Dans la sclérose en plaques, GeNeuro étudie un anticorps thérapeutique dirigé contre la protéine d’enveloppe pathogène du rétrovirus endogène HERV-W (pHERV-W Env), qui pourrait être un facteur causal de l’inflammation et de la neurodégénérescence qui caractérisent la sclérose en plaques. GeNeuro estime que la neutralisation de cette protéine est la première approche thérapeutique ciblant un facteur causal de la maladie.

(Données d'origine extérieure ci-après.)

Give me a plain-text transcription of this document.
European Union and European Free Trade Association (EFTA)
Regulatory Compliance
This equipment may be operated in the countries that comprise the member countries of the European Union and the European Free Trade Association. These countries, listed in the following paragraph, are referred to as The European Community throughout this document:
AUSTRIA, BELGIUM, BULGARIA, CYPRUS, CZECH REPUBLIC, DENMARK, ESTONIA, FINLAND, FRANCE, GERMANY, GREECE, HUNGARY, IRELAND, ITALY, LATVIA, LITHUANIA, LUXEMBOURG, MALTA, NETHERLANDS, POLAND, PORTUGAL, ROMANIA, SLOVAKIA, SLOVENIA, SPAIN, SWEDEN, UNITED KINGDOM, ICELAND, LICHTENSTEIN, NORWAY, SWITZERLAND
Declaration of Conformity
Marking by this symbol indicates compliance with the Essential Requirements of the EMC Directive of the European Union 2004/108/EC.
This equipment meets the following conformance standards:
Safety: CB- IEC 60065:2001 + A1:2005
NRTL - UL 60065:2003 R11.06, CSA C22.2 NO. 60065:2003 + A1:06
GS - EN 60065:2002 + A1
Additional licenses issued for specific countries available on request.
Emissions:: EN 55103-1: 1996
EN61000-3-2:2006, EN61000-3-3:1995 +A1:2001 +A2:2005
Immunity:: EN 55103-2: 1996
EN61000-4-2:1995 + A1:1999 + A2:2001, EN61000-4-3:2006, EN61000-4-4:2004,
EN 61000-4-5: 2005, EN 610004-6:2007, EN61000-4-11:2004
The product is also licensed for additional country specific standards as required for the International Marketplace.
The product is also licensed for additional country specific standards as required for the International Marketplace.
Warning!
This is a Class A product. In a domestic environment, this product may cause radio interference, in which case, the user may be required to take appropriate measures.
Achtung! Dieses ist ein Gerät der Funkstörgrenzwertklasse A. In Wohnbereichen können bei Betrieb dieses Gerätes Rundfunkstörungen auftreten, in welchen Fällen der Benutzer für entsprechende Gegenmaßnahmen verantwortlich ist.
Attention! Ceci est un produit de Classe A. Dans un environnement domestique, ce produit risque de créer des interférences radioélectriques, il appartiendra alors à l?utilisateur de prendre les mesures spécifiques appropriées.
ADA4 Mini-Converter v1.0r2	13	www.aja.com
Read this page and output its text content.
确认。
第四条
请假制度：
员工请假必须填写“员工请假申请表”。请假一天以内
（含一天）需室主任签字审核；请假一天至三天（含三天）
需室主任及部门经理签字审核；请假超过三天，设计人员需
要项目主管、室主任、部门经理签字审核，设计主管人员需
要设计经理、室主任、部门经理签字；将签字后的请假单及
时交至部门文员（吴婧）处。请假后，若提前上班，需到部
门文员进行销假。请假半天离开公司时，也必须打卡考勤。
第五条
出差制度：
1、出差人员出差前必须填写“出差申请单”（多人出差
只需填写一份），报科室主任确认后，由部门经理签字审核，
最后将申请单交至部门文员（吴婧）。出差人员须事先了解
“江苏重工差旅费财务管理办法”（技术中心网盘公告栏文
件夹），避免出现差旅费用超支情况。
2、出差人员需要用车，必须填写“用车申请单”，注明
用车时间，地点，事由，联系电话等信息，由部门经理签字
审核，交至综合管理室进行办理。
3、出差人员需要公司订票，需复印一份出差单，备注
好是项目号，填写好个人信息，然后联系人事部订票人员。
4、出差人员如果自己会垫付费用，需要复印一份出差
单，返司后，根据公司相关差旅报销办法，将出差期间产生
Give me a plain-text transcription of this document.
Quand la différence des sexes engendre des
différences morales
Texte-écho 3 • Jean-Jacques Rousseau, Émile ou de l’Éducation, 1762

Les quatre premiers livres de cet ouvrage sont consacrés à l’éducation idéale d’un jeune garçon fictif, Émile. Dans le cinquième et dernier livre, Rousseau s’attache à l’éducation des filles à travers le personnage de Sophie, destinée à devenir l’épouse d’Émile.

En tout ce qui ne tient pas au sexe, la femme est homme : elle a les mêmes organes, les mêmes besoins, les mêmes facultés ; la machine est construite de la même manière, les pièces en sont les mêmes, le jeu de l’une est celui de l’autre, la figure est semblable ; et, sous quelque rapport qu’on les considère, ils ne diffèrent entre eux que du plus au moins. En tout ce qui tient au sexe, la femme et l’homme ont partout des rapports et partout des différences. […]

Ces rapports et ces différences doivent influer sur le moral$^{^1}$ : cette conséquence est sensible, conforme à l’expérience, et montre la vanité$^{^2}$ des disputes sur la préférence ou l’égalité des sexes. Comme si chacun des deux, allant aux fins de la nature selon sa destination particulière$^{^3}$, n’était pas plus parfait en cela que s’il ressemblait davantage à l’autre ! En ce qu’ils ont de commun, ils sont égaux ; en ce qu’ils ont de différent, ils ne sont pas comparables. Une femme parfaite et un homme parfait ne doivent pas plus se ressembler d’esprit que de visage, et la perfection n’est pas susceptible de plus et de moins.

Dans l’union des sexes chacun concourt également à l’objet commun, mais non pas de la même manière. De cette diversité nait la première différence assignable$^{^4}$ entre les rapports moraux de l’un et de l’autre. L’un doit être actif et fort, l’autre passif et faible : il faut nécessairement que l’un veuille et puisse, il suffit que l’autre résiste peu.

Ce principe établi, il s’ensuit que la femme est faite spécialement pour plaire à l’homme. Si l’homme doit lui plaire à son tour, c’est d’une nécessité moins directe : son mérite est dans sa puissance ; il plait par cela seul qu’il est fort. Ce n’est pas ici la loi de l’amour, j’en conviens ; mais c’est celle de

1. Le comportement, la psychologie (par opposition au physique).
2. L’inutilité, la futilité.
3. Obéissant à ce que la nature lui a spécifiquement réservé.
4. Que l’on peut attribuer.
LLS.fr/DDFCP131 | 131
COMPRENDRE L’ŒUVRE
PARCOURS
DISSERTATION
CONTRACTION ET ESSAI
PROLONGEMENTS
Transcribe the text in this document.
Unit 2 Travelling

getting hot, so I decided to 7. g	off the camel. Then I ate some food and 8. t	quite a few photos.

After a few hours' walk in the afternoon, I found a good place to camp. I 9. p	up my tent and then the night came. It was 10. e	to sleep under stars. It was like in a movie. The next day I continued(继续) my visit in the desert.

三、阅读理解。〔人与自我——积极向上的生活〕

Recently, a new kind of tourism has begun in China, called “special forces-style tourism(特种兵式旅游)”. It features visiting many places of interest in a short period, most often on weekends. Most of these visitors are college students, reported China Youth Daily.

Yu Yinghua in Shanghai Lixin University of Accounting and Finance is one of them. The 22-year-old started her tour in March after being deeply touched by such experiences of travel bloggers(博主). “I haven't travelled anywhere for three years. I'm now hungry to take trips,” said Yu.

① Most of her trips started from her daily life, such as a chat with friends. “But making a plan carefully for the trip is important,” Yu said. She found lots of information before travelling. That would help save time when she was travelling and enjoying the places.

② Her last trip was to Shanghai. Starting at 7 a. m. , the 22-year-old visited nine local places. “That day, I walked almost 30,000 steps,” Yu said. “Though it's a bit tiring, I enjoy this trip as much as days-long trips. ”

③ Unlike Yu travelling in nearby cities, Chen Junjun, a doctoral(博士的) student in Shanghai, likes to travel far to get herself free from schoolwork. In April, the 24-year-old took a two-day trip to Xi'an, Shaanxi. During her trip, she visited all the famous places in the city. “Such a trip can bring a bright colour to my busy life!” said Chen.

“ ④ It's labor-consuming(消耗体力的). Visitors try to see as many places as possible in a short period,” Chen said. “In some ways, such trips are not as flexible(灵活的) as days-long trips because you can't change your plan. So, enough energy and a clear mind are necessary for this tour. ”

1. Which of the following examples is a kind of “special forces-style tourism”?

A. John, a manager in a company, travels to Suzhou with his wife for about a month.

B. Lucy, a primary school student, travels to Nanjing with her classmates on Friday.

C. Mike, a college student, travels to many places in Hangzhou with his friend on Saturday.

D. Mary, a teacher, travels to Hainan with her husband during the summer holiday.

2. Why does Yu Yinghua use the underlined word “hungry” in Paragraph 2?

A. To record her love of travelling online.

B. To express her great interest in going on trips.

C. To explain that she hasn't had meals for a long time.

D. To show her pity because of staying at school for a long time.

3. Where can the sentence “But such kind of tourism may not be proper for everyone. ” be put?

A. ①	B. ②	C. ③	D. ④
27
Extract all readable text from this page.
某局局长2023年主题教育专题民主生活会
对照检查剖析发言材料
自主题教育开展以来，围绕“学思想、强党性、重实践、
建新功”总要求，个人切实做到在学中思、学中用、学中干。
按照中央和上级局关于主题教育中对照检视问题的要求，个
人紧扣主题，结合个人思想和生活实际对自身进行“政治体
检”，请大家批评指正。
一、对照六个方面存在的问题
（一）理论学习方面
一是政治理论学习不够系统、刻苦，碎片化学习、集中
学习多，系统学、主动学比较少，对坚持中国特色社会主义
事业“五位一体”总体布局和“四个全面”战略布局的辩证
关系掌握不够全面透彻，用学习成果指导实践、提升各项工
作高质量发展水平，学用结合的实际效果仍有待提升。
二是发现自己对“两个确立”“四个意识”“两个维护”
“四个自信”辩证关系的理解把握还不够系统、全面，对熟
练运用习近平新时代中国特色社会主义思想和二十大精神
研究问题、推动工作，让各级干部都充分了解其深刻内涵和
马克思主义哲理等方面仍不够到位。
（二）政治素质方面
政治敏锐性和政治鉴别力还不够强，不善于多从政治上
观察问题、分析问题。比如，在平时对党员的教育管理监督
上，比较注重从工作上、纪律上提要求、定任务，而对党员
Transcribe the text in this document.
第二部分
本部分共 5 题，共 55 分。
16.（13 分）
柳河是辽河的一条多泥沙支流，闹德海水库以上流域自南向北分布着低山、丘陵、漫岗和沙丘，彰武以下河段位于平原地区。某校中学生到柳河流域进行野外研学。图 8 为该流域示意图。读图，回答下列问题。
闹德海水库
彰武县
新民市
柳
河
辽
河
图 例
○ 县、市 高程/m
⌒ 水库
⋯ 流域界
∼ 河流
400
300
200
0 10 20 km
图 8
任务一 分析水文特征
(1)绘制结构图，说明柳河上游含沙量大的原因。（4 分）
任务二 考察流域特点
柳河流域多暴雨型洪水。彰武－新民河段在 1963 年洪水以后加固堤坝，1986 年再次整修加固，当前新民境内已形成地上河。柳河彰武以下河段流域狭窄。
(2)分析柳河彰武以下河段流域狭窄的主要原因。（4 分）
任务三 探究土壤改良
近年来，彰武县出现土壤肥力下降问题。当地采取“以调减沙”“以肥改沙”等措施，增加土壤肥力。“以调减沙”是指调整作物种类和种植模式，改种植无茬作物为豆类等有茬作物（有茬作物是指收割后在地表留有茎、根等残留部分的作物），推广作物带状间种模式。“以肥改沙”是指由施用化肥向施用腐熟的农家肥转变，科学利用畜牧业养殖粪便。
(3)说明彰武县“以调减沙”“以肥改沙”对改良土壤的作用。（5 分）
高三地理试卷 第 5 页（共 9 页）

GeNeuro capitalise sur le potentiel de sa technologie en développant une plateforme thérapeutique dédiée à d’autres maladies potentiellement causées par des rétrovirus endogènes humains. En avril 2017, GeNeuro a ainsi démarré une étude de Phase IIa chez 60 patients atteints de diabète de type 1, une maladie présumée être d’origine auto-immune. Des études menées chez des patients atteints de diabète de type 1 ont montré que plus de 50 % de ceux-ci expriment la protéine pathogène pHERV-W Env dans leur pancréas. Des études in vitro et in vivo menées sur des modèles animaux suggèrent que la protéine pourrait jouer un rôle causal dans la maladie. Les autres indications visées par GeNeuro sont notamment la PIDC (Polyneuropathie Inflammatoire Démyélinisante Chronique), une maladie neurologique rare touchant les nerfs périphériques, pour laquelle une étude de Phase II est en cours de préparation.

Pour exploiter l’énorme potentiel thérapeutique de son approche contre les protéines pathogènes des HERV, GeNeuro développe d’autres anticorps monoclonaux, actuellement en cours d’études précliniques dans les psychoses inflammatoires et la sclérose latérale amyotrophique, dans le cadre d’un partenariat de recherche avec le NIH aux États-Unis.

GeNeuro essaie également de développer des tests diagnostiques permettant de doser les protéines pathogènes issues des rétrovirus endogènes chez les patients. Ces tests permettront de détecter la présence de l’antigène dans le sang des patients et ils pourraient être utilisés comme tests diagnostiques compagnons dans le cadre d’une démarche de médecine personnalisée.